I’m still in touch with some former students and colleagues. I’ve volunteered on and off as a mediator for the Tulsa County Court. I’m continuing to study Italian, which I began years ago when Tatiana and I started going to Italy. My current Italian group on Zoom, which has remained together with our retired professoressa after a series of classes at Tulsa Community College, has become a welcome famiglia of sorts during this year of lockdown. I continue to tinker a bit with a couple of scholarly loose ends, specifically ones that have to do with Tim O’Brien and Joan Didion, but on a small scale.
If the question was “Do I miss teaching?” the answer is “yes and no.” I don’t miss grading. I do sometimes miss writing comments or marginal observations (having learned over time to do so more economically!). That’s not so much grading as teaching, in a way, just a dimension of communicating with students. Sometimes I miss not being in more frequent touch with more former students, yet I certainly do enjoy the ones I do see or hear from, and the same goes for my former colleagues.

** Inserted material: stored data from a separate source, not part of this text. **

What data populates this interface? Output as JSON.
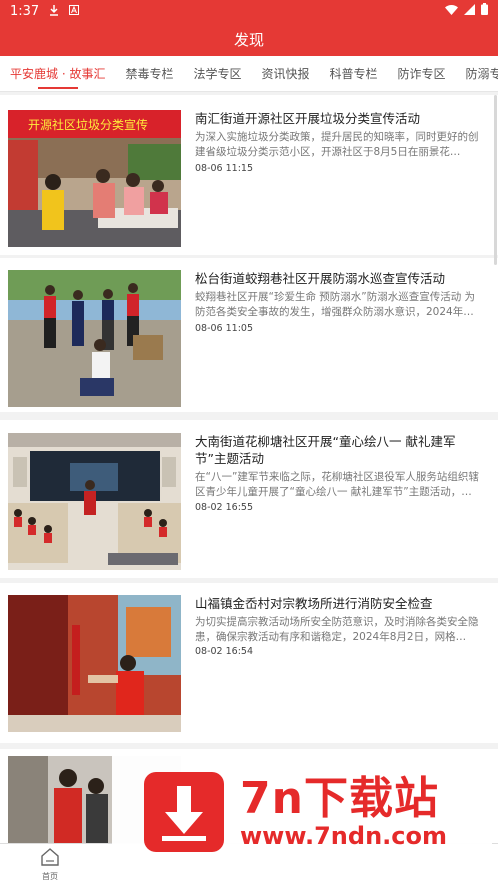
{
  "status_bar": {
    "time": "1:37",
    "icons": [
      "download-icon",
      "notification-a-icon",
      "wifi-icon",
      "signal-icon",
      "battery-icon"
    ]
  },
  "header": {
    "title": "发现"
  },
  "tabs": [
    {
      "label": "平安鹿城 · 故事汇",
      "active": true
    },
    {
      "label": "禁毒专栏",
      "active": false
    },
    {
      "label": "法学专区",
      "active": false
    },
    {
      "label": "资讯快报",
      "active": false
    },
    {
      "label": "科普专栏",
      "active": false
    },
    {
      "label": "防诈专区",
      "active": false
    },
    {
      "label": "防溺专",
      "active": false
    }
  ],
  "articles": [
    {
      "title": "南汇街道开源社区开展垃圾分类宣传活动",
      "desc": "为深入实施垃圾分类政策，提升居民的知晓率，同时更好的创建省级垃圾分类示范小区，开源社区于8月5日在丽景花…",
      "date": "08-06 11:15",
      "image_banner": "开源社区垃圾分类宣传"
    },
    {
      "title": "松台街道蛟翔巷社区开展防溺水巡查宣传活动",
      "desc": "蛟翔巷社区开展“珍爱生命 预防溺水”防溺水巡查宣传活动 为防范各类安全事故的发生，增强群众防溺水意识，2024年…",
      "date": "08-06 11:05"
    },
    {
      "title": "大南街道花柳塘社区开展“童心绘八一 献礼建军节”主题活动",
      "desc": "在“八一”建军节来临之际，花柳塘社区退役军人服务站组织辖区青少年儿童开展了“童心绘八一 献礼建军节”主题活动，…",
      "date": "08-02 16:55"
    },
    {
      "title": "山福镇金岙村对宗教场所进行消防安全检查",
      "desc": "为切实提高宗教活动场所安全防范意识，及时消除各类安全隐患，确保宗教活动有序和谐稳定，2024年8月2日，网格…",
      "date": "08-02 16:54"
    }
  ],
  "bottom_nav": {
    "home_label": "首页"
  },
  "watermark": {
    "title": "7n下载站",
    "url": "www.7ndn.com"
  }
}
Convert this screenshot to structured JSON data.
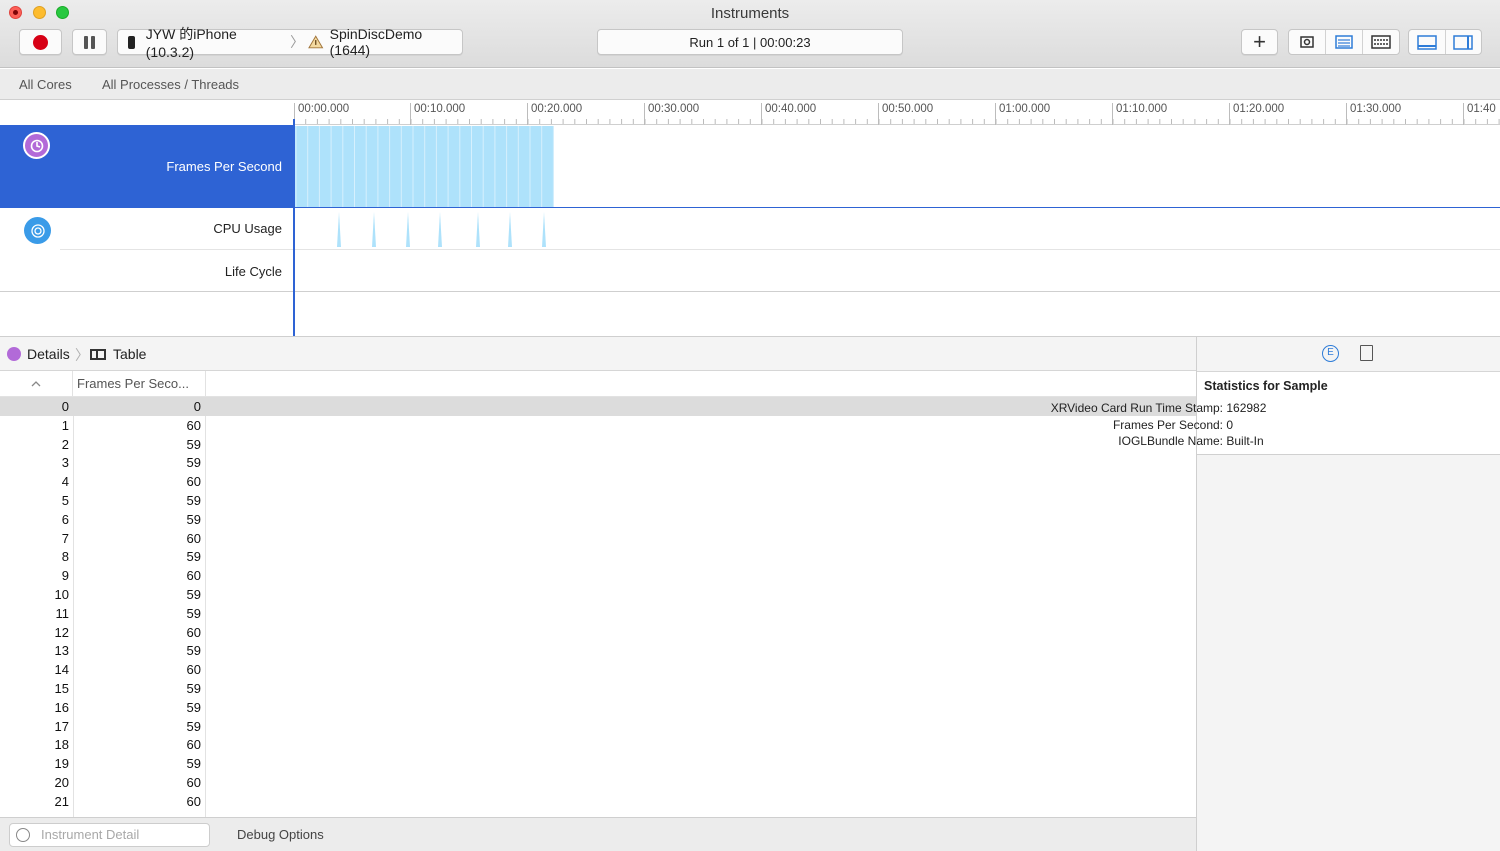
{
  "window": {
    "title": "Instruments"
  },
  "toolbar": {
    "device": "JYW 的iPhone (10.3.2)",
    "process": "SpinDiscDemo (1644)",
    "run_status": "Run 1 of 1  |  00:00:23",
    "record_color": "#d70015"
  },
  "filterbar": {
    "cores": "All Cores",
    "processes": "All Processes / Threads"
  },
  "ruler": {
    "labels": [
      "00:00.000",
      "00:10.000",
      "00:20.000",
      "00:30.000",
      "00:40.000",
      "00:50.000",
      "01:00.000",
      "01:10.000",
      "01:20.000",
      "01:30.000",
      "01:40"
    ]
  },
  "tracks": {
    "fps_label": "Frames Per Second",
    "cpu_label": "CPU Usage",
    "life_label": "Life Cycle",
    "selected_color": "#2e63d4",
    "graph_color": "#aee2fb"
  },
  "details": {
    "crumb_details": "Details",
    "crumb_table": "Table",
    "column_header": "Frames Per Seco..."
  },
  "table": {
    "rows": [
      {
        "idx": "0",
        "val": "0"
      },
      {
        "idx": "1",
        "val": "60"
      },
      {
        "idx": "2",
        "val": "59"
      },
      {
        "idx": "3",
        "val": "59"
      },
      {
        "idx": "4",
        "val": "60"
      },
      {
        "idx": "5",
        "val": "59"
      },
      {
        "idx": "6",
        "val": "59"
      },
      {
        "idx": "7",
        "val": "60"
      },
      {
        "idx": "8",
        "val": "59"
      },
      {
        "idx": "9",
        "val": "60"
      },
      {
        "idx": "10",
        "val": "59"
      },
      {
        "idx": "11",
        "val": "59"
      },
      {
        "idx": "12",
        "val": "60"
      },
      {
        "idx": "13",
        "val": "59"
      },
      {
        "idx": "14",
        "val": "60"
      },
      {
        "idx": "15",
        "val": "59"
      },
      {
        "idx": "16",
        "val": "59"
      },
      {
        "idx": "17",
        "val": "59"
      },
      {
        "idx": "18",
        "val": "60"
      },
      {
        "idx": "19",
        "val": "59"
      },
      {
        "idx": "20",
        "val": "60"
      },
      {
        "idx": "21",
        "val": "60"
      }
    ]
  },
  "bottombar": {
    "filter_placeholder": "Instrument Detail",
    "debug_options": "Debug Options"
  },
  "inspector": {
    "title": "Statistics for Sample",
    "stats": [
      {
        "key": "XRVideo Card Run Time Stamp:",
        "value": "162982"
      },
      {
        "key": "Frames Per Second:",
        "value": "0"
      },
      {
        "key": "IOGLBundle Name:",
        "value": "Built-In"
      }
    ]
  }
}
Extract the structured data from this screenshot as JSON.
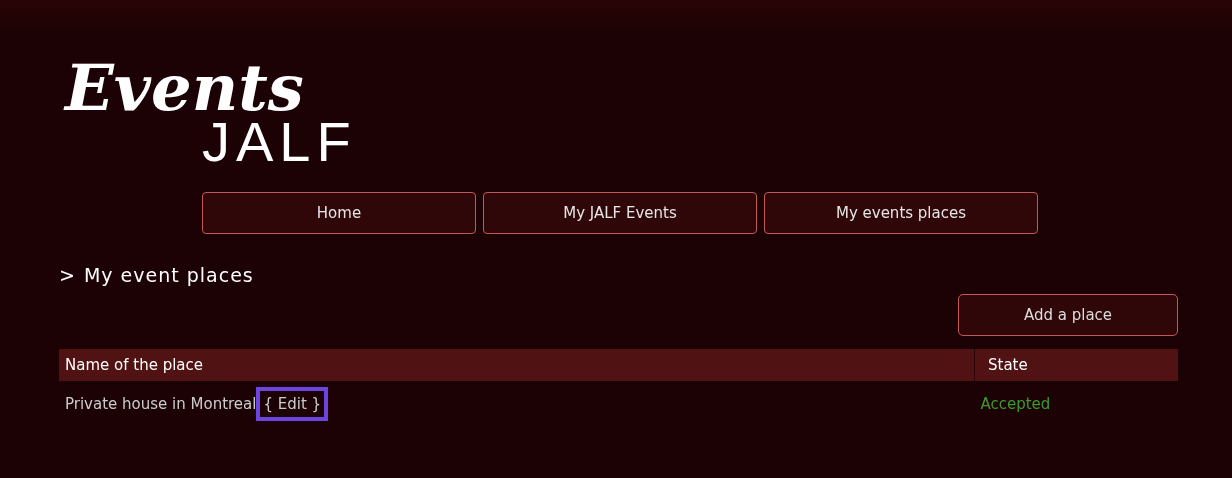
{
  "logo": {
    "script_word": "Events",
    "brand_word": "JALF"
  },
  "nav": [
    {
      "label": "Home"
    },
    {
      "label": "My JALF Events"
    },
    {
      "label": "My events places"
    }
  ],
  "section": {
    "marker": ">",
    "title": "My event places"
  },
  "add_button": {
    "label": "Add a place"
  },
  "table": {
    "columns": [
      "Name of the place",
      "State"
    ],
    "rows": [
      {
        "name": "Private house in Montreal",
        "edit_link": {
          "label": "{ Edit }",
          "highlighted": true
        },
        "state": "Accepted",
        "accepted": true
      }
    ]
  }
}
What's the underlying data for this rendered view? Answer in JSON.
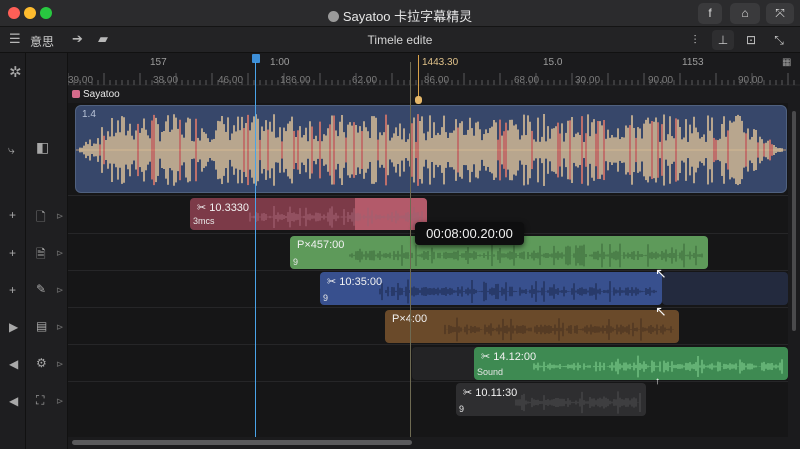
{
  "window": {
    "title": "Sayatoo 卡拉字幕精灵",
    "buttons": {
      "left": "f",
      "middle": "⌂",
      "right": "⤧"
    }
  },
  "toolbar": {
    "menu_label": "意思",
    "center_title": "Timele edite",
    "right_icons": [
      "mixer-icon",
      "align-icon",
      "export-icon"
    ]
  },
  "ruler": {
    "top_labels": [
      "157",
      "1:00",
      "1443.30",
      "15.0",
      "1153"
    ],
    "bottom_labels": [
      "39.00",
      "38.00",
      "46.00",
      "186.00",
      "62.00",
      "86.00",
      "68.00",
      "30.00",
      "90.00",
      "90.00"
    ],
    "track_name": "Sayatoo"
  },
  "master": {
    "tag": "1.4"
  },
  "clips": [
    {
      "name": "10.3330",
      "sub": "3mcs",
      "color": "#8a4150"
    },
    {
      "name": "P×457:00",
      "sub": "9",
      "color": "#5e9a5a"
    },
    {
      "name": "10:35:00",
      "sub": "9",
      "color": "#38508e"
    },
    {
      "name": "P×4:00",
      "sub": "",
      "color": "#6a4a2a"
    },
    {
      "name": "14.12:00",
      "sub": "Sound",
      "color": "#3e8a52"
    },
    {
      "name": "10.11:30",
      "sub": "9",
      "color": "#2e2e30"
    }
  ],
  "tooltip": "00:08:00.20:00",
  "colors": {
    "playhead": "#4aa3e8",
    "marker": "#d9a24a",
    "waveform_master": "#d9bf98"
  }
}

There are lots of good memories of teaching and of my overall career, and especially of all my time at TU. I get a little pang when something reminds me of those pleasures and satisfactions. On the other hand, it’s great to be out of the stricter parts of the schedule and the more mechanical aspects of an institutional system. I don’t disavow being a professor; in some ways, I still am one. But I don’t really want to do that in a large-scale way anymore. I’m happy with post-professorial life, let’s put it that way!